Ксения дуется, у нее одна мишень и забота — он, Луговой. А была бы у них, положим, дочь — как эта Валерия, носила бы в себе горе-беду, таилась бы ото всех, убегала в майке в сад, отбивалась бы от какого-нибудь Степана. Вот тогда бы, тогда… А то — рыбья кровь и частые мысли: зачем всё?.. зачем?..

— То-то, Ксюша! И не глянула бы на меня, не до того было бы, — схватив Ксению за предплечье, глупо хихикнул он.

Жена недоуменно посмотрела ему в глаза — и взгляд проник вовнутрь, к самой середке, и что-то болезненное разворошил там и оцарапал. И тогда, наклонившись и выдохом потревожив чуткую прядь у ее уха, Луговой шепнул с той безжалостностью, с какой все чаше думал о жене в последние годы:

— А ничего были бы у нас дети, — и снова хихикнул, зачем-то показывая глазами на племянников по ту сторону стола.

— Коля, Коленька! Да что же это: никто не слушает, — услышал, наконец, Луговой и, подняв голову, встретился с болезненно-чуткими, какие обычно бывают у людей близоруких, глазами Екатерины.

«А, блаженная!» — доброжелательно покивал сестре, соображая, чем она, собственно, занята и что хочет от него.

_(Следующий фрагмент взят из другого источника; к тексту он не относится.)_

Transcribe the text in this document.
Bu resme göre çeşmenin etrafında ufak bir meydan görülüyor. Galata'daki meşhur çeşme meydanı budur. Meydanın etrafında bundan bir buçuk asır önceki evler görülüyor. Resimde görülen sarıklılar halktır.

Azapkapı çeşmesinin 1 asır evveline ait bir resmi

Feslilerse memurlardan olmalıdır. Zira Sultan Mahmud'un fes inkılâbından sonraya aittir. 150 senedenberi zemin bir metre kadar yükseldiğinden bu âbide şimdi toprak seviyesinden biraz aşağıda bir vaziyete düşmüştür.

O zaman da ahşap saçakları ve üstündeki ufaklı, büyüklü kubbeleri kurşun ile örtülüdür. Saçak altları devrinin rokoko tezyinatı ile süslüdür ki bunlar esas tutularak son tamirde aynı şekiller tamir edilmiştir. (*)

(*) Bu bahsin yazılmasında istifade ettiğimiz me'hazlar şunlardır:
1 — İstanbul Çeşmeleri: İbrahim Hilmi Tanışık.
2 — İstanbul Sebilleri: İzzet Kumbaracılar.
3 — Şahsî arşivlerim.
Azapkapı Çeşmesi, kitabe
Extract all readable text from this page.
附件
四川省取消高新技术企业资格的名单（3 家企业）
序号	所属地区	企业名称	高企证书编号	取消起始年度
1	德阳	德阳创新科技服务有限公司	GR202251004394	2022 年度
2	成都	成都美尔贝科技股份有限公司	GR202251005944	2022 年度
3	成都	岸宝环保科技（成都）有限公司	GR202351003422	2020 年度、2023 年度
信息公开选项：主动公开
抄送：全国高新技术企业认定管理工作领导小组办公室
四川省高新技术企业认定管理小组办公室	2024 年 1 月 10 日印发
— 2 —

— Вот их свадебная фотография, — передала невестке пожелтевший кусок картона Екатерина, одновременно с укоризной глядя на Лугового. — Дома еще не было. Была времянка — там, где теперь сарай и летняя кухня. Слепленая из самана, крохотная — одна комнатка и тамбур. Мама говорила, Мирон родился во времянке; там же едва не умер от менингита.

Леонида откровенно зевнула и, не глядя, передала фотографию Мирону. Тот без интереса всмотрелся; засунув палец в нос, с присвистом засопел одной ноздрей. А ведь там, под грушей, был иным, иным…

Степан, напротив, благожелательно ухмылялся давним снимкам, тыкал мизинцем с длинным выпестованным ногтем в чью-то младенческую фигурку голышом, — еще без черт, поддающихся узнаванию, еще неодушевленную, с кукольными бессмысленными глазами. Растроганная Степановой мимолетной благожелательностью, Людмила поддакивала ему, ухватив за руку выше локтя и преданно прижимаясь то щекой, то грудью.

«Напрасно, милая, ему тоже все равно», — хотел сказать ей Луговой, но вовремя спохватился: пусть его, мне-то какое дело?

— А вот — мама. Она здесь красавица: коса до пояса, и совсем молодая. Это потом подрезала волосы, а тогда — шпильки не держали, когда схватывала косу в узел. Мучение прямо: ни в дому убрать, ни огород прополоть.

— Да не ври уж! — сказала вдруг Леонида, пренебрежительно щелкнув по фотографии ногтем. — Напропалывалась она, как же! Говорят, когда видели ее с сапкой, большой праздник был.

Леонида заглянула в чайник, встряхнула, подставила под прерывистую струйку пузатую чашку.

— Ну, что смотрите? «Мама, мама!» У вас отец был и мужиком, и бабой. А эта, столичная, то болела — не переболела, то как бы не в себе становилась.

— Не надо, Лёня! — близорукие глаза Екатерины наполнились влагой. — Не о том говоришь. Точно со зла…

— Вот еще, стала бы злиться! С какой стати?

Вытянув гусиную шею, Леонида громко, с наслаждением отпила из чашки.

«В самом деле, гусыня!» — обрадовался Луговой, еще не пробудившийся от благостной полудремы.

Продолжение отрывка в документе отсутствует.